Open nandiya opened 6 years ago
hi @nandiya , have you figured it out the answer? if yes then please share here. thank you.
You're confusing 20 channels with 20 frames.
At time t, the current frame is sent into the spatial stream as it is. The optical flow for t to t+10 frames is computed and stacked together as 20 channels (10*2 for x-y axis). Now this 20 channel input is used for the temporal stream. This produces a class score at each t and they are fused. The final video score is obtained by averaging over all frame scores.
Have a look at this paper: https://arxiv.org/pdf/1406.2199v2.pdf
Basically we stack consecutive 10 optical flow images and form a single 10*2 input (x,y) . If a video has less than 10 frames then we discard that video IMO. Can you confirm @stillbreeze ?
There's no video with <10 frames. Even at 30 fps, 10 frames just means a 0.33 ms video!
I modified the code a little bit. in wadhwasahil code, it takes optical flow ( x and y) every 5 frames in 1 video and i still can't figure it out how to solve the different length videos. So i modified it a little bit for my thesis proposal (since my videos data are variance of lengths). I generate 1 video to many frames ( i don't care about the different length, which means let's say 1 have 4 videos which have length 3s, 3s, 4s , 5s. it could generate 124, 127, 143, 150 frames). let's say i wish to take optical flow (x and y) every 20 frames, it will be like this:
n = sum of frames( 1 video) % 20 (because i wish to take it every 20 fames) for j in range( 1 , sum of frames - n , round((sum of frames-n)/20)): -- do take the optical flow ( more or less is the same with wadhwasahil code, mine is a little bit longer since there are some problems with my OpenCV and PIL ).
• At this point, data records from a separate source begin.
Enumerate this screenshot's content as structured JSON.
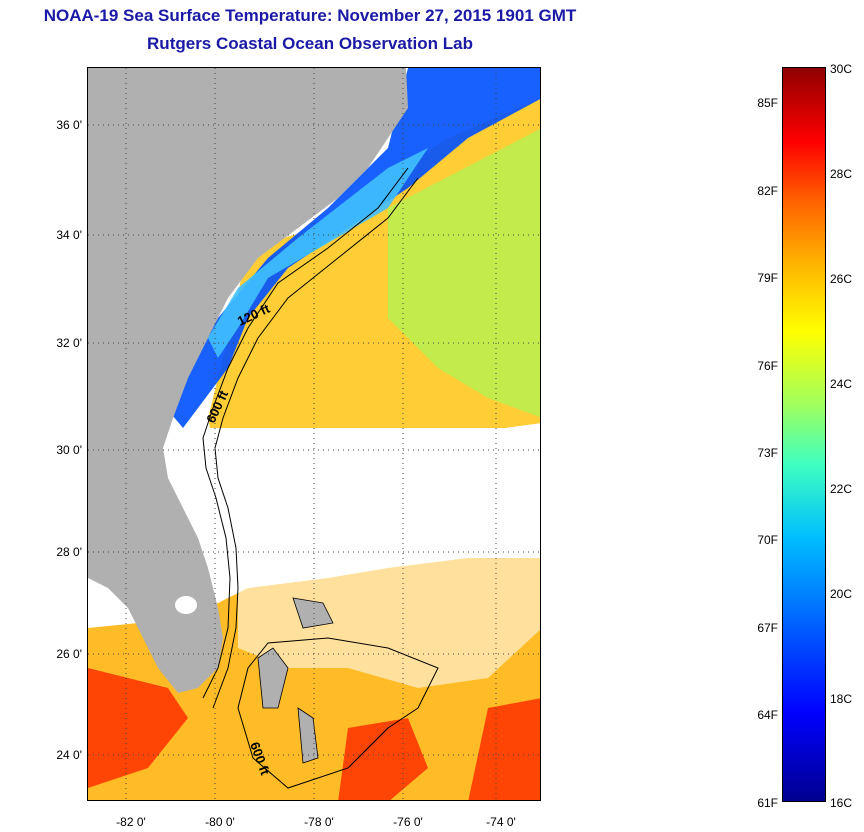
{
  "header": {
    "title": "NOAA-19 Sea Surface Temperature:  November 27, 2015 1901 GMT",
    "subtitle": "Rutgers Coastal Ocean Observation Lab"
  },
  "map": {
    "latitude_labels": [
      "36 0'",
      "34 0'",
      "32 0'",
      "30 0'",
      "28 0'",
      "26 0'",
      "24 0'"
    ],
    "longitude_labels": [
      "-82 0'",
      "-80 0'",
      "-78 0'",
      "-76 0'",
      "-74 0'"
    ],
    "contour_labels": [
      "120 ft",
      "600 ft",
      "600 ft"
    ],
    "land_color": "#b0b0b0",
    "background_color": "#ffffff"
  },
  "colorbar": {
    "fahrenheit_labels": [
      "85F",
      "82F",
      "79F",
      "76F",
      "73F",
      "70F",
      "67F",
      "64F",
      "61F"
    ],
    "celsius_labels": [
      "30C",
      "28C",
      "26C",
      "24C",
      "22C",
      "20C",
      "18C",
      "16C"
    ],
    "min_c": 16,
    "max_c": 30,
    "colors": [
      "#00008f",
      "#0000ff",
      "#00bfff",
      "#9fff5f",
      "#ffff00",
      "#ff6000",
      "#ff0000",
      "#8f0000"
    ]
  }
}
explanation : 124%20 = 4 --> 120/(120/20) --> will get 20 optical flow ( x and y) 143%20 = 3 --> 140/(140/20) --> will get 20 optical flow ( x and y) if you still don't understand try to imagine the math calculation by yourselves.
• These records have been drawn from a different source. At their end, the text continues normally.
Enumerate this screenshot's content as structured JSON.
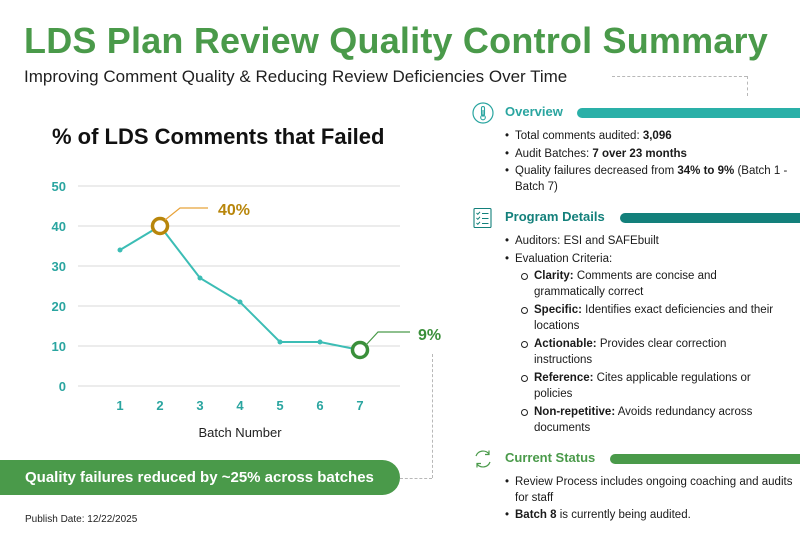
{
  "header": {
    "title": "LDS Plan Review Quality Control Summary",
    "subtitle": "Improving Comment Quality & Reducing Review Deficiencies Over Time"
  },
  "chart_data": {
    "type": "line",
    "title": "% of LDS Comments that Failed",
    "xlabel": "Batch Number",
    "ylabel": "",
    "x": [
      1,
      2,
      3,
      4,
      5,
      6,
      7
    ],
    "series": [
      {
        "values": [
          34,
          40,
          27,
          21,
          11,
          11,
          9
        ]
      }
    ],
    "yticks": [
      0,
      10,
      20,
      30,
      40,
      50
    ],
    "xticks": [
      "1",
      "2",
      "3",
      "4",
      "5",
      "6",
      "7"
    ],
    "ylim": [
      0,
      50
    ],
    "grid": true,
    "annotations": [
      {
        "x": 2,
        "y": 40,
        "text": "40%",
        "color": "#b8860b"
      },
      {
        "x": 7,
        "y": 9,
        "text": "9%",
        "color": "#3a8f3a"
      }
    ],
    "line_color": "#3cbdb5"
  },
  "banner": {
    "text": "Quality failures reduced by ~25% across batches"
  },
  "publish_date": "Publish Date: 12/22/2025",
  "overview": {
    "title": "Overview",
    "icon": "thermometer-icon",
    "items": [
      {
        "label": "Total comments audited: ",
        "value": "3,096",
        "tail": ""
      },
      {
        "label": " Audit Batches: ",
        "value": "7 over 23 months",
        "tail": ""
      },
      {
        "label": "Quality failures decreased from ",
        "value": "34% to 9%",
        "tail": " (Batch 1 - Batch 7)"
      }
    ]
  },
  "program": {
    "title": "Program Details",
    "icon": "checklist-icon",
    "auditors": "Auditors: ESI and SAFEbuilt",
    "criteria_label": "Evaluation Criteria:",
    "criteria": [
      {
        "name": "Clarity:",
        "desc": " Comments are concise and grammatically correct"
      },
      {
        "name": "Specific:",
        "desc": " Identifies exact deficiencies and their locations"
      },
      {
        "name": "Actionable:",
        "desc": " Provides clear correction instructions"
      },
      {
        "name": "Reference:",
        "desc": " Cites applicable regulations or policies"
      },
      {
        "name": "Non-repetitive:",
        "desc": " Avoids redundancy across documents"
      }
    ]
  },
  "status": {
    "title": "Current Status",
    "icon": "cycle-arrows-icon",
    "item1": "Review Process includes ongoing coaching and audits for staff",
    "item2_bold": "Batch 8",
    "item2_rest": " is currently being audited."
  }
}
That way i could get the same sum of optical flow (x & y) every video, and i don't have to care about the different length. next i just i need to use the optical result to cnn^^.
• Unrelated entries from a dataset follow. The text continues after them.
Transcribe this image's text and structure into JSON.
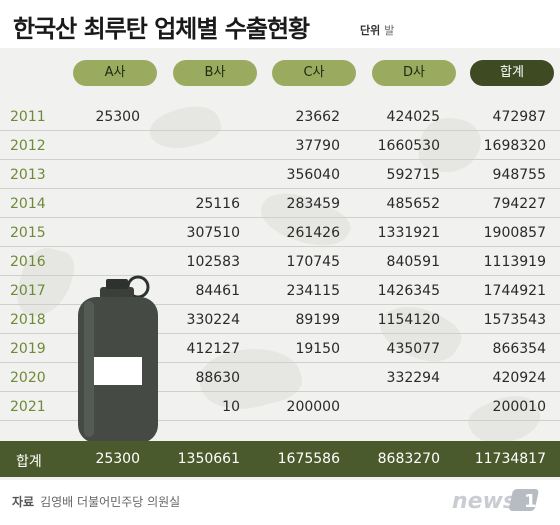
{
  "title": "한국산 최루탄 업체별 수출현황",
  "unit": {
    "label": "단위",
    "value": "발"
  },
  "columns": [
    "A사",
    "B사",
    "C사",
    "D사",
    "합계"
  ],
  "rows": [
    {
      "year": "2011",
      "a": "25300",
      "b": "",
      "c": "23662",
      "d": "424025",
      "total": "472987"
    },
    {
      "year": "2012",
      "a": "",
      "b": "",
      "c": "37790",
      "d": "1660530",
      "total": "1698320"
    },
    {
      "year": "2013",
      "a": "",
      "b": "",
      "c": "356040",
      "d": "592715",
      "total": "948755"
    },
    {
      "year": "2014",
      "a": "",
      "b": "25116",
      "c": "283459",
      "d": "485652",
      "total": "794227"
    },
    {
      "year": "2015",
      "a": "",
      "b": "307510",
      "c": "261426",
      "d": "1331921",
      "total": "1900857"
    },
    {
      "year": "2016",
      "a": "",
      "b": "102583",
      "c": "170745",
      "d": "840591",
      "total": "1113919"
    },
    {
      "year": "2017",
      "a": "",
      "b": "84461",
      "c": "234115",
      "d": "1426345",
      "total": "1744921"
    },
    {
      "year": "2018",
      "a": "",
      "b": "330224",
      "c": "89199",
      "d": "1154120",
      "total": "1573543"
    },
    {
      "year": "2019",
      "a": "",
      "b": "412127",
      "c": "19150",
      "d": "435077",
      "total": "866354"
    },
    {
      "year": "2020",
      "a": "",
      "b": "88630",
      "c": "",
      "d": "332294",
      "total": "420924"
    },
    {
      "year": "2021",
      "a": "",
      "b": "10",
      "c": "200000",
      "d": "",
      "total": "200010"
    }
  ],
  "totals": {
    "label": "합계",
    "a": "25300",
    "b": "1350661",
    "c": "1675586",
    "d": "8683270",
    "total": "11734817"
  },
  "source": {
    "label": "자료",
    "text": "김영배 더불어민주당 의원실"
  },
  "logo": {
    "text": "news1"
  },
  "colors": {
    "pill": "#9aab60",
    "pill_total": "#3d4a22",
    "year_text": "#6f8a37",
    "total_row": "#4b5a2c",
    "grenade": "#454a45"
  }
}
sorry, i do not still quite understand in temporal stream code. ufc video's length is different from each other, which makes it produce different length of frames, let's say video 1 produces 30 frames while video 2 produces 15 frames. but it seems that in temporal stream code you just take 10 optical frames which means only 20 frames. does that mean the rest of the frames are useless?? how about video which generates fewer than 20 frames??